The court’s decision, written by Justice Brett Kavanaugh, upheld the MRT, but did so without reaching the constitutional question of whether unrealized gains counted as income for the purposes of the 16th Amendment. Instead, the justices ruled that the gains taxed by the MRT were income for the foreign corporation because they were just income that remained undistributed to shareholders.
“So the precise and narrow question that the Court addresses today is whether Congress may attribute an entity’s realized and undistributed income to the entity’s shareholders or partners, and then tax the shareholders or partners on their portions of that income. This Court’s longstanding precedents, reflected in and reinforced by Congress’s longstanding practice, establish that the answer is yes,” the decision read.
Justices Ketanji Brown Jackson and Amy Coney Barrett each wrote their own concurring opinion, with Justice Samuel Alito joining Barrett’s concurrence.
Justices Clarence Thomas and Neil Gorsuch dissented. In an opinion written by Thomas, the justices said that unrealized investment gains should not count as income.
“Because the Moores never actually received any of their investment gains, those unrealized gains could not be taxed as ‘income’ under the Sixteenth Amendment,” Thomas wrote.
The question of what counted as income, and to who, was a key point that arose during arguments where Justice Brett Kavanaugh pointed out that the court didn’t need to adopt any new test or make any real constitutional claim.
“Leaving open whether realization was a constitutional requirement, there was realized income here to the entity and then it’s attributed to the shareholders in a manner consistent with how Congress has done that and this court has allowed?” Kavanaugh asked Solicitor General Elizabeth Prelogar, who was arguing on behalf of the government.
“That’s correct,” Prelogar replied. “We think that here the constitutional question is actually quite easy, and it doesn’t require the court to consider some of the foundational questions about the meaning of the 16th Amendment.”
That’s what the court did by sidestepping the constitutional issue. That constitutional issue, however, remains an open question that a future court could decide if Congress were to ever enact a wealth tax.
“Nothing in this opinion should be read to authorize any hypothetical congressional effort to tax both an entity and its shareholders or partners on the same undistributed income realized by the entity. Nor does this decision attempt to resolve the parties’ disagreement over whether realization is a constitutional requirement for an income tax,” Kavanaugh wrote in the decision.
Such a wealth tax was a barely concealed focus of the case before the court. The plaintiffs received huge support from rich and powerful conservatives with the intent of using the case as a preemptive strike to take out a future wealth tax. The Moores’ lawyers, Andrew Grossman and David Rifkin Jr., made it plain in a 2021 Wall Street Journal op-ed by stating that “the couple’s constitutional challenge stands to slam shut the door on a federal wealth tax like the one Sen. Elizabeth Warren wants to enact.”

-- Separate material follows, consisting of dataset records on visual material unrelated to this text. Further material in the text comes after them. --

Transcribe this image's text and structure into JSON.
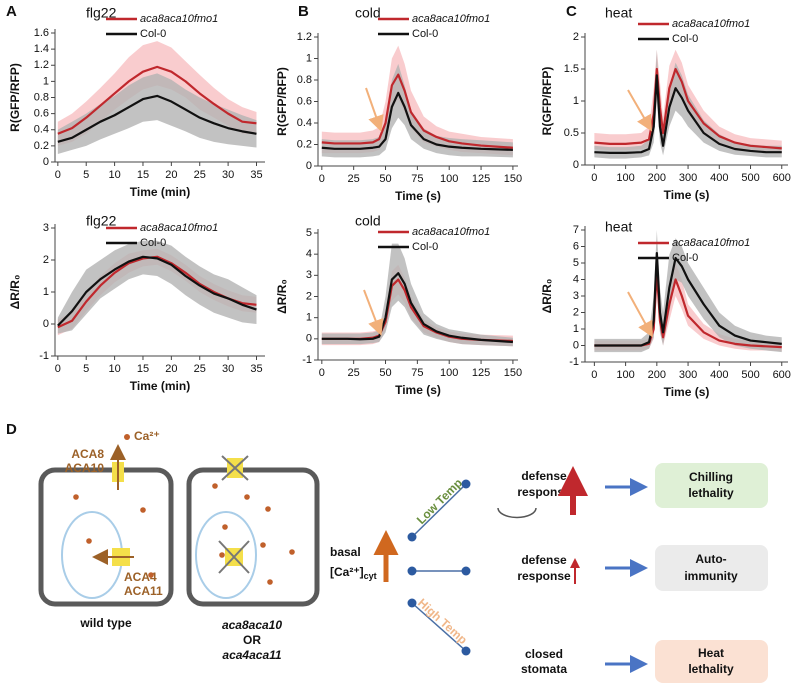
{
  "chart_data": [
    {
      "type": "line",
      "panel": "A",
      "title": "flg22",
      "x_label": "Time (min)",
      "y_label": "R(GFP/RFP)",
      "x": [
        0,
        2.5,
        5,
        7.5,
        10,
        12.5,
        15,
        17.5,
        20,
        22.5,
        25,
        27.5,
        30,
        32.5,
        35
      ],
      "xlim": [
        -0.5,
        36.5
      ],
      "xticks": [
        0,
        5,
        10,
        15,
        20,
        25,
        30,
        35
      ],
      "ylim": [
        0,
        1.6
      ],
      "yticks": [
        0,
        0.2,
        0.4,
        0.6,
        0.8,
        1,
        1.2,
        1.4,
        1.6
      ],
      "series": [
        {
          "name": "aca8aca10fmo1",
          "color": "#c0282d",
          "band_color": "#f8c3c6",
          "values": [
            0.35,
            0.42,
            0.55,
            0.7,
            0.85,
            1.0,
            1.12,
            1.18,
            1.12,
            1.0,
            0.85,
            0.72,
            0.6,
            0.5,
            0.48
          ],
          "lower": [
            0.2,
            0.25,
            0.35,
            0.5,
            0.65,
            0.78,
            0.9,
            0.95,
            0.9,
            0.8,
            0.65,
            0.55,
            0.45,
            0.35,
            0.35
          ],
          "upper": [
            0.5,
            0.6,
            0.75,
            0.92,
            1.1,
            1.3,
            1.45,
            1.5,
            1.42,
            1.25,
            1.08,
            0.92,
            0.78,
            0.68,
            0.62
          ]
        },
        {
          "name": "Col-0",
          "color": "#111111",
          "band_color": "#b3b3b3",
          "values": [
            0.25,
            0.3,
            0.4,
            0.5,
            0.58,
            0.68,
            0.78,
            0.82,
            0.75,
            0.65,
            0.55,
            0.48,
            0.42,
            0.38,
            0.35
          ],
          "lower": [
            0.1,
            0.15,
            0.2,
            0.28,
            0.35,
            0.42,
            0.5,
            0.52,
            0.45,
            0.38,
            0.3,
            0.25,
            0.22,
            0.2,
            0.18
          ],
          "upper": [
            0.4,
            0.5,
            0.6,
            0.72,
            0.82,
            0.95,
            1.05,
            1.1,
            1.02,
            0.9,
            0.8,
            0.72,
            0.65,
            0.58,
            0.52
          ]
        }
      ]
    },
    {
      "type": "line",
      "title": "flg22",
      "x_label": "Time (min)",
      "y_label": "ΔR/R₀",
      "x": [
        0,
        2.5,
        5,
        7.5,
        10,
        12.5,
        15,
        17.5,
        20,
        22.5,
        25,
        27.5,
        30,
        32.5,
        35
      ],
      "xlim": [
        -0.5,
        36.5
      ],
      "xticks": [
        0,
        5,
        10,
        15,
        20,
        25,
        30,
        35
      ],
      "ylim": [
        -1,
        3
      ],
      "yticks": [
        -1,
        0,
        1,
        2,
        3
      ],
      "series": [
        {
          "name": "aca8aca10fmo1",
          "color": "#c0282d",
          "band_color": "#f8c3c6",
          "values": [
            -0.1,
            0.1,
            0.7,
            1.2,
            1.6,
            1.9,
            2.05,
            2.1,
            1.9,
            1.6,
            1.25,
            1.0,
            0.8,
            0.65,
            0.6
          ],
          "lower": [
            -0.35,
            -0.15,
            0.4,
            0.9,
            1.3,
            1.6,
            1.8,
            1.85,
            1.65,
            1.35,
            1.0,
            0.75,
            0.55,
            0.4,
            0.35
          ],
          "upper": [
            0.15,
            0.35,
            1.0,
            1.5,
            1.9,
            2.2,
            2.3,
            2.35,
            2.15,
            1.85,
            1.5,
            1.25,
            1.05,
            0.9,
            0.85
          ]
        },
        {
          "name": "Col-0",
          "color": "#111111",
          "band_color": "#b3b3b3",
          "values": [
            -0.05,
            0.4,
            1.0,
            1.4,
            1.7,
            1.95,
            2.1,
            2.05,
            1.85,
            1.5,
            1.2,
            0.95,
            0.8,
            0.6,
            0.45
          ],
          "lower": [
            -0.3,
            -0.2,
            0.3,
            0.8,
            1.1,
            1.4,
            1.55,
            1.5,
            1.25,
            0.9,
            0.6,
            0.35,
            0.2,
            0.05,
            0.0
          ],
          "upper": [
            0.2,
            1.0,
            1.7,
            2.0,
            2.3,
            2.5,
            2.6,
            2.6,
            2.45,
            2.1,
            1.8,
            1.55,
            1.4,
            1.15,
            0.9
          ]
        }
      ]
    },
    {
      "type": "line",
      "panel": "B",
      "title": "cold",
      "x_label": "Time (s)",
      "y_label": "R(GFP/RFP)",
      "x": [
        0,
        10,
        20,
        30,
        40,
        45,
        50,
        55,
        60,
        65,
        70,
        80,
        90,
        100,
        110,
        125,
        150
      ],
      "xlim": [
        -3,
        154
      ],
      "xticks": [
        0,
        25,
        50,
        75,
        100,
        125,
        150
      ],
      "ylim": [
        0,
        1.2
      ],
      "yticks": [
        0,
        0.2,
        0.4,
        0.6,
        0.8,
        1,
        1.2
      ],
      "series": [
        {
          "name": "aca8aca10fmo1",
          "color": "#c0282d",
          "band_color": "#f8c3c6",
          "values": [
            0.22,
            0.21,
            0.21,
            0.21,
            0.22,
            0.25,
            0.4,
            0.75,
            0.85,
            0.7,
            0.5,
            0.33,
            0.27,
            0.23,
            0.21,
            0.19,
            0.17
          ],
          "lower": [
            0.12,
            0.12,
            0.12,
            0.12,
            0.13,
            0.15,
            0.25,
            0.55,
            0.62,
            0.5,
            0.35,
            0.22,
            0.18,
            0.15,
            0.13,
            0.12,
            0.1
          ],
          "upper": [
            0.32,
            0.31,
            0.31,
            0.31,
            0.33,
            0.36,
            0.6,
            1.0,
            1.12,
            0.95,
            0.7,
            0.46,
            0.37,
            0.32,
            0.3,
            0.27,
            0.25
          ]
        },
        {
          "name": "Col-0",
          "color": "#111111",
          "band_color": "#b3b3b3",
          "values": [
            0.17,
            0.16,
            0.16,
            0.16,
            0.17,
            0.18,
            0.25,
            0.55,
            0.68,
            0.55,
            0.38,
            0.25,
            0.2,
            0.18,
            0.17,
            0.16,
            0.15
          ],
          "lower": [
            0.09,
            0.08,
            0.08,
            0.08,
            0.09,
            0.1,
            0.15,
            0.35,
            0.45,
            0.38,
            0.25,
            0.16,
            0.12,
            0.1,
            0.09,
            0.09,
            0.08
          ],
          "upper": [
            0.25,
            0.24,
            0.24,
            0.24,
            0.25,
            0.27,
            0.4,
            0.8,
            0.95,
            0.75,
            0.52,
            0.35,
            0.28,
            0.26,
            0.25,
            0.24,
            0.22
          ]
        }
      ]
    },
    {
      "type": "line",
      "title": "cold",
      "x_label": "Time (s)",
      "y_label": "ΔR/R₀",
      "x": [
        0,
        10,
        20,
        30,
        40,
        45,
        50,
        55,
        60,
        65,
        70,
        80,
        90,
        100,
        110,
        125,
        150
      ],
      "xlim": [
        -3,
        154
      ],
      "xticks": [
        0,
        25,
        50,
        75,
        100,
        125,
        150
      ],
      "ylim": [
        -1,
        5
      ],
      "yticks": [
        -1,
        0,
        1,
        2,
        3,
        4,
        5
      ],
      "series": [
        {
          "name": "aca8aca10fmo1",
          "color": "#c0282d",
          "band_color": "#f8c3c6",
          "values": [
            0,
            0,
            0,
            0,
            0.05,
            0.15,
            0.8,
            2.5,
            2.8,
            2.3,
            1.5,
            0.6,
            0.3,
            0.1,
            0,
            -0.05,
            -0.1
          ],
          "lower": [
            -0.3,
            -0.3,
            -0.3,
            -0.3,
            -0.25,
            -0.15,
            0.4,
            1.8,
            2.1,
            1.7,
            1.0,
            0.3,
            0.05,
            -0.15,
            -0.25,
            -0.3,
            -0.35
          ],
          "upper": [
            0.3,
            0.3,
            0.3,
            0.3,
            0.35,
            0.45,
            1.3,
            3.2,
            3.5,
            2.9,
            2.0,
            0.9,
            0.55,
            0.35,
            0.25,
            0.2,
            0.15
          ]
        },
        {
          "name": "Col-0",
          "color": "#111111",
          "band_color": "#b3b3b3",
          "values": [
            0,
            0,
            0,
            -0.02,
            0,
            0.1,
            1.0,
            2.8,
            3.1,
            2.6,
            1.7,
            0.7,
            0.35,
            0.15,
            0.05,
            -0.05,
            -0.15
          ],
          "lower": [
            -0.25,
            -0.25,
            -0.25,
            -0.25,
            -0.2,
            -0.15,
            0.3,
            1.5,
            1.8,
            1.5,
            0.9,
            0.2,
            0,
            -0.15,
            -0.25,
            -0.3,
            -0.35
          ],
          "upper": [
            0.25,
            0.25,
            0.25,
            0.25,
            0.3,
            0.4,
            2.0,
            4.5,
            4.5,
            3.8,
            2.6,
            1.2,
            0.7,
            0.45,
            0.35,
            0.2,
            0.05
          ]
        }
      ]
    },
    {
      "type": "line",
      "panel": "C",
      "title": "heat",
      "x_label": "Time (s)",
      "y_label": "R(GFP/RFP)",
      "x": [
        0,
        50,
        100,
        150,
        175,
        190,
        200,
        210,
        220,
        240,
        260,
        280,
        300,
        350,
        400,
        450,
        500,
        550,
        600
      ],
      "xlim": [
        -30,
        620
      ],
      "xticks": [
        0,
        100,
        200,
        300,
        400,
        500,
        600
      ],
      "ylim": [
        0,
        2
      ],
      "yticks": [
        0,
        0.5,
        1,
        1.5,
        2
      ],
      "series": [
        {
          "name": "aca8aca10fmo1",
          "color": "#c0282d",
          "band_color": "#f8c3c6",
          "values": [
            0.35,
            0.33,
            0.33,
            0.35,
            0.4,
            0.8,
            1.5,
            0.9,
            0.5,
            1.2,
            1.5,
            1.3,
            1.0,
            0.65,
            0.45,
            0.35,
            0.3,
            0.28,
            0.26
          ],
          "lower": [
            0.25,
            0.23,
            0.23,
            0.25,
            0.28,
            0.5,
            1.2,
            0.6,
            0.35,
            0.9,
            1.2,
            1.05,
            0.8,
            0.5,
            0.35,
            0.26,
            0.22,
            0.2,
            0.18
          ],
          "upper": [
            0.5,
            0.48,
            0.48,
            0.5,
            0.6,
            1.2,
            1.8,
            1.3,
            0.75,
            1.55,
            1.8,
            1.6,
            1.25,
            0.85,
            0.6,
            0.48,
            0.42,
            0.4,
            0.38
          ]
        },
        {
          "name": "Col-0",
          "color": "#111111",
          "band_color": "#b3b3b3",
          "values": [
            0.2,
            0.19,
            0.19,
            0.2,
            0.25,
            0.6,
            1.4,
            0.6,
            0.3,
            0.9,
            1.2,
            1.05,
            0.85,
            0.5,
            0.33,
            0.25,
            0.22,
            0.2,
            0.2
          ],
          "lower": [
            0.12,
            0.1,
            0.1,
            0.12,
            0.15,
            0.35,
            1.0,
            0.35,
            0.15,
            0.6,
            0.85,
            0.75,
            0.6,
            0.35,
            0.22,
            0.16,
            0.14,
            0.12,
            0.12
          ],
          "upper": [
            0.3,
            0.28,
            0.28,
            0.3,
            0.4,
            0.9,
            1.8,
            0.9,
            0.5,
            1.2,
            1.6,
            1.4,
            1.1,
            0.7,
            0.48,
            0.36,
            0.32,
            0.3,
            0.3
          ]
        }
      ]
    },
    {
      "type": "line",
      "title": "heat",
      "x_label": "Time (s)",
      "y_label": "ΔR/R₀",
      "x": [
        0,
        50,
        100,
        150,
        175,
        190,
        200,
        210,
        220,
        240,
        260,
        280,
        300,
        350,
        400,
        450,
        500,
        550,
        600
      ],
      "xlim": [
        -30,
        620
      ],
      "xticks": [
        0,
        100,
        200,
        300,
        400,
        500,
        600
      ],
      "ylim": [
        -1,
        7
      ],
      "yticks": [
        -1,
        0,
        1,
        2,
        3,
        4,
        5,
        6,
        7
      ],
      "series": [
        {
          "name": "aca8aca10fmo1",
          "color": "#c0282d",
          "band_color": "#f8c3c6",
          "values": [
            0,
            0,
            0,
            0,
            0.1,
            1.0,
            4.5,
            1.5,
            0.5,
            2.5,
            4.0,
            3.0,
            1.8,
            0.8,
            0.3,
            0.1,
            0,
            -0.05,
            -0.1
          ],
          "lower": [
            -0.3,
            -0.3,
            -0.3,
            -0.3,
            -0.2,
            0.4,
            3.5,
            0.8,
            0,
            1.5,
            3.0,
            2.2,
            1.2,
            0.4,
            0,
            -0.2,
            -0.3,
            -0.3,
            -0.35
          ],
          "upper": [
            0.3,
            0.3,
            0.3,
            0.3,
            0.4,
            1.8,
            5.5,
            2.5,
            1.2,
            3.5,
            5.0,
            4.0,
            2.5,
            1.3,
            0.7,
            0.4,
            0.3,
            0.25,
            0.2
          ]
        },
        {
          "name": "Col-0",
          "color": "#111111",
          "band_color": "#b3b3b3",
          "values": [
            0,
            0,
            0,
            0,
            0.2,
            1.5,
            5.6,
            2.0,
            0.8,
            3.5,
            5.3,
            4.8,
            4.0,
            2.5,
            1.2,
            0.6,
            0.3,
            0.2,
            0.1
          ],
          "lower": [
            -0.4,
            -0.4,
            -0.4,
            -0.4,
            -0.2,
            0.5,
            4.0,
            0.8,
            0,
            2.0,
            4.0,
            3.8,
            3.0,
            1.6,
            0.5,
            0,
            -0.2,
            -0.3,
            -0.4
          ],
          "upper": [
            0.4,
            0.4,
            0.4,
            0.4,
            0.8,
            3.0,
            7,
            3.5,
            2,
            5.5,
            6.5,
            6,
            5,
            3.5,
            2.0,
            1.2,
            0.8,
            0.6,
            0.5
          ]
        }
      ]
    }
  ],
  "diagram": {
    "panel": "D",
    "ion": "Ca²⁺",
    "pm_channels": [
      "ACA8",
      "ACA10"
    ],
    "vacuole_channels": [
      "ACA4",
      "ACA11"
    ],
    "wt_label": "wild type",
    "mutant_label": [
      "aca8aca10",
      "OR",
      "aca4aca11"
    ],
    "basal": "basal",
    "basal_ca": "[Ca²⁺]",
    "basal_ca_sub": "cyt",
    "low_temp": "Low Temp",
    "high_temp": "High Temp",
    "responses": [
      [
        "defense",
        "response"
      ],
      [
        "defense",
        "response"
      ],
      [
        "closed",
        "stomata"
      ]
    ],
    "outcomes": [
      [
        "Chilling",
        "lethality"
      ],
      [
        "Auto-",
        "immunity"
      ],
      [
        "Heat",
        "lethality"
      ]
    ]
  }
}
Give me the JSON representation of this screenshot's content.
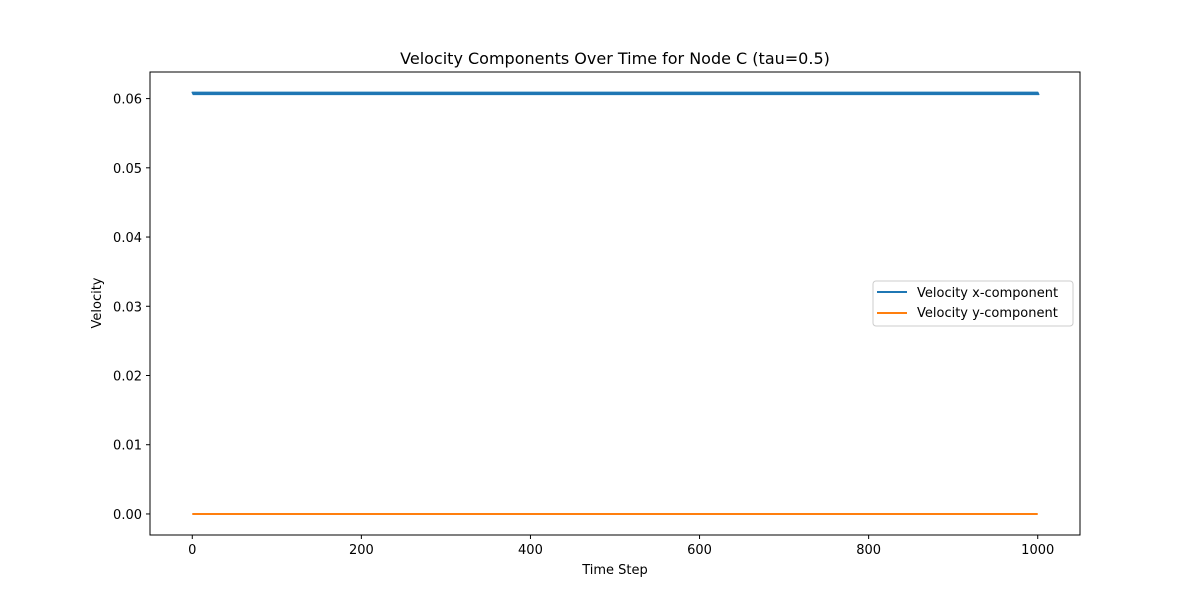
{
  "chart_data": {
    "type": "line",
    "title": "Velocity Components Over Time for Node C (tau=0.5)",
    "xlabel": "Time Step",
    "ylabel": "Velocity",
    "xlim": [
      -50,
      1050
    ],
    "ylim": [
      -0.00304,
      0.06384
    ],
    "xticks": [
      0,
      200,
      400,
      600,
      800,
      1000
    ],
    "xtick_labels": [
      "0",
      "200",
      "400",
      "600",
      "800",
      "1000"
    ],
    "yticks": [
      0.0,
      0.01,
      0.02,
      0.03,
      0.04,
      0.05,
      0.06
    ],
    "ytick_labels": [
      "0.00",
      "0.01",
      "0.02",
      "0.03",
      "0.04",
      "0.05",
      "0.06"
    ],
    "grid": false,
    "legend_position": "center-right",
    "series": [
      {
        "name": "Velocity x-component",
        "color": "#1f77b4",
        "x": [
          0,
          1000
        ],
        "y_band": [
          0.0606,
          0.0609
        ]
      },
      {
        "name": "Velocity y-component",
        "color": "#ff7f0e",
        "x": [
          0,
          1000
        ],
        "y": [
          0.0,
          0.0
        ]
      }
    ]
  }
}
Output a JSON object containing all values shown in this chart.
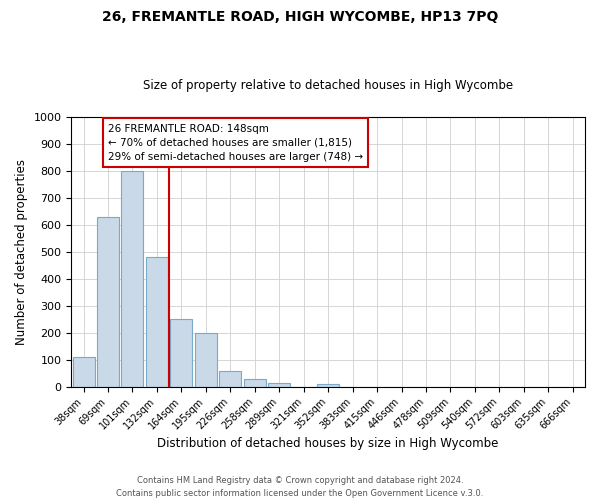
{
  "title": "26, FREMANTLE ROAD, HIGH WYCOMBE, HP13 7PQ",
  "subtitle": "Size of property relative to detached houses in High Wycombe",
  "xlabel": "Distribution of detached houses by size in High Wycombe",
  "ylabel": "Number of detached properties",
  "bar_labels": [
    "38sqm",
    "69sqm",
    "101sqm",
    "132sqm",
    "164sqm",
    "195sqm",
    "226sqm",
    "258sqm",
    "289sqm",
    "321sqm",
    "352sqm",
    "383sqm",
    "415sqm",
    "446sqm",
    "478sqm",
    "509sqm",
    "540sqm",
    "572sqm",
    "603sqm",
    "635sqm",
    "666sqm"
  ],
  "bar_values": [
    110,
    630,
    800,
    480,
    250,
    200,
    60,
    30,
    15,
    0,
    10,
    0,
    0,
    0,
    0,
    0,
    0,
    0,
    0,
    0,
    0
  ],
  "bar_color": "#c9d9e8",
  "bar_edge_color": "#7aaac8",
  "property_line_color": "#cc0000",
  "property_line_x": 3.5,
  "ylim": [
    0,
    1000
  ],
  "yticks": [
    0,
    100,
    200,
    300,
    400,
    500,
    600,
    700,
    800,
    900,
    1000
  ],
  "annotation_title": "26 FREMANTLE ROAD: 148sqm",
  "annotation_line1": "← 70% of detached houses are smaller (1,815)",
  "annotation_line2": "29% of semi-detached houses are larger (748) →",
  "annotation_box_color": "#ffffff",
  "annotation_box_edge_color": "#cc0000",
  "footer1": "Contains HM Land Registry data © Crown copyright and database right 2024.",
  "footer2": "Contains public sector information licensed under the Open Government Licence v.3.0.",
  "background_color": "#ffffff",
  "grid_color": "#d0d0d0"
}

The case also featured a side-story related to recent questions about the court’s failure to abide by an ethics code. Congressional Democrats had pushed for Justice Samuel Alito to recuse from the case since he repeatedly sat for interviews with Rivkin for the Wall Street Journal’s Opinion page where the justice defended himself from criticism. Alito refused to recuse in a rare four-page letter released to the public.